Mutations are a common phenomenon in the evolution of viruses and have already been observed since the beginning of the epidemic [13]. They can affect virulence, or lead to improved transmissibility of the disease, since selective pressure will favour more efficient variants over less competitive ones. The occurrence of a pandemic with millions of infected individuals every week has provided an excellent opportunity for SARS-CoV-2 to become increasingly adapted to humans. More transmissible variants appeared recently in the United Kingdom and in South Africa [14]. These SARS-CoV-2 variants, already sporadically identified in France, may spread globally very soon, contributing to the acceleration of the pandemic and further complicating its control. In addition to seasonal effects, such an improvement in the transmissibility of the virus could also explain the worsening of the situation in virtually all industrialised countries, including those that have well resisted the epidemic so far. Even South Korea is having more difficulty containing the expansion of the epidemic nowadays than in February 2020 [15].

A race against time is therefore underway to control the epidemic before the disease becomes even better adapted to human-to-human transmission. Population fatigue about non-pharmaceutical methods to prevent COVID-19 transmission is another problem that should not be overlooked. It is obvious from the messages on social networks and daily observations, even though the majority of the population surveyed by Santé Publique France still declares to respect the barrier and physical distancing measures [16]. This lassitude may also explain the disaffection of "massive" screening campaigns which, in France, have only finally drained a very small minority of the targeted people [17]. It is also accompanied by a generalised scepticism about the communication of health authorities, which risks compromising the vaccination campaigns.

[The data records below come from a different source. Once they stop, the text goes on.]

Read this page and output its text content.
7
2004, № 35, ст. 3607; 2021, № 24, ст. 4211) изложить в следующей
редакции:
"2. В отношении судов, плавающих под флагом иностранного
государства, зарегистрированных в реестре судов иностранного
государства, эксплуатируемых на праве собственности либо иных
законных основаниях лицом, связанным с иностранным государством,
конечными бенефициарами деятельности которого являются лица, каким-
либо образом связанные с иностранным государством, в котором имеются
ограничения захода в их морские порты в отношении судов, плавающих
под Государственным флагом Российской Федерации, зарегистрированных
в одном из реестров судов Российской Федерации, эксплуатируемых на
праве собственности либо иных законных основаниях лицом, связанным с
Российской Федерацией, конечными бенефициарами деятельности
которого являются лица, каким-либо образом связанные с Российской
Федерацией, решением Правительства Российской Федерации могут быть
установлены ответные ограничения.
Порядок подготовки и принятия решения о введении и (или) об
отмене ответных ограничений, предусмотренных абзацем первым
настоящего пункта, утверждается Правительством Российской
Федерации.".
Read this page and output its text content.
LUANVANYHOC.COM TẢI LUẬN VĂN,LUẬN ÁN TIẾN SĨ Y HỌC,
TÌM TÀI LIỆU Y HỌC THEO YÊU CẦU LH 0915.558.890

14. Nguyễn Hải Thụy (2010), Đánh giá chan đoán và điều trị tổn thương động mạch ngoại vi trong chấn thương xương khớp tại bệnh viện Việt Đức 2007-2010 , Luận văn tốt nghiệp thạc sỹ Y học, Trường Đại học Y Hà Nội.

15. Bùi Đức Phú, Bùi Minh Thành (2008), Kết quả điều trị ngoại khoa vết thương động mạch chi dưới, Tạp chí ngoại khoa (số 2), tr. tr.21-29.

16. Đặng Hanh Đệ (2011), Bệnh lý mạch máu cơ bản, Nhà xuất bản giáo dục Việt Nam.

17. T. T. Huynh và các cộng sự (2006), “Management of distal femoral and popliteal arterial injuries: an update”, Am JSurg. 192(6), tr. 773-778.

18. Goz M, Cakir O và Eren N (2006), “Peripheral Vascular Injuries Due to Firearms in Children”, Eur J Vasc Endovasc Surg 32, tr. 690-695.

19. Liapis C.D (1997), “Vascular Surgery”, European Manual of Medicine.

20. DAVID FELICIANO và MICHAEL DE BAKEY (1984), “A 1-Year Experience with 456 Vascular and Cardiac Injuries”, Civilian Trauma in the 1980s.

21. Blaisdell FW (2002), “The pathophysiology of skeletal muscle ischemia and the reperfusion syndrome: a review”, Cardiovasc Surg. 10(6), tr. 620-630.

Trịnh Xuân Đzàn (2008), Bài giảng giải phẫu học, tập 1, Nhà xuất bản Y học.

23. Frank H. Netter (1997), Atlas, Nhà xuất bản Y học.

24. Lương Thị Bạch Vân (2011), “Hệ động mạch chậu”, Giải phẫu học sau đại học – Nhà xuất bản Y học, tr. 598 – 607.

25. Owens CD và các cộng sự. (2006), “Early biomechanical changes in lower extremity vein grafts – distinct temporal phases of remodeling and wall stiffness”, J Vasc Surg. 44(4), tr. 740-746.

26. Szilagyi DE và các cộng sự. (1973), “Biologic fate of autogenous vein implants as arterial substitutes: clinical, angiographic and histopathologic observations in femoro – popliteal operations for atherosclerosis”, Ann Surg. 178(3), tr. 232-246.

In view of all these elements, it is reasonable to assume that the situation will remain complicated throughout the winter and that major efforts will be required to avoid finding ourselves in an uncontrollable situation. Nevertheless, two elements raise the hope that in the medium-term, the most difficult phase of the crisis should give way to a slow return to normal. The first element is the continuously increasing immunity level in the population, resulting from natural immunisation and vaccination campaigns. Indeed, the first vaccine efficacy studies bring excellent news, even though the results announced so far – about 95% efficacy for two RNA vaccines [18], [19] and 70% efficacy for a more "classical" vaccine [20] – mostly concern the vaccine's short-term protection against non-severe symptomatic forms and not its efficacy on most-at-risk populations or its ability to prevent virus transmission. The second factor that could accelerate the epidemic decline next spring is the return of good weather and the increase in outside temperature leading to less virus transmission. It should be noted, however, that the seasonal effect did not prevent outbreaks in Florida last summer or in South Africa in December. An improvement during next spring is therefore not guaranteed if the population turns away from the vaccine and begins to reject the barrier measures massively.

The ordeal we are going through is particularly destabilising for individual citizens as well as whole societies. It highlights our vulnerability and weaknesses facing an "enemy" we were poorly prepared to fight. This situation is all the more destabilising as the epidemic has split the world into countries that have brought the epidemic under control, mainly in Asia and Oceania, and those that are sinking into an increasingly deep health, economic and social crisis, mostly in Europe and the Americas. Such a dichotomy may lead us to question our lifestyles and values. At least, it should motivate us to rethink our healthcare systems, their place in our society, and the logic – financial or health-related – underlying their management and structure, as well as the importance that should be given to preventive aspects in modern medicine. Healthcare covers a much broader field of activity than curative medicine, and health management shall not be guided by market logic only.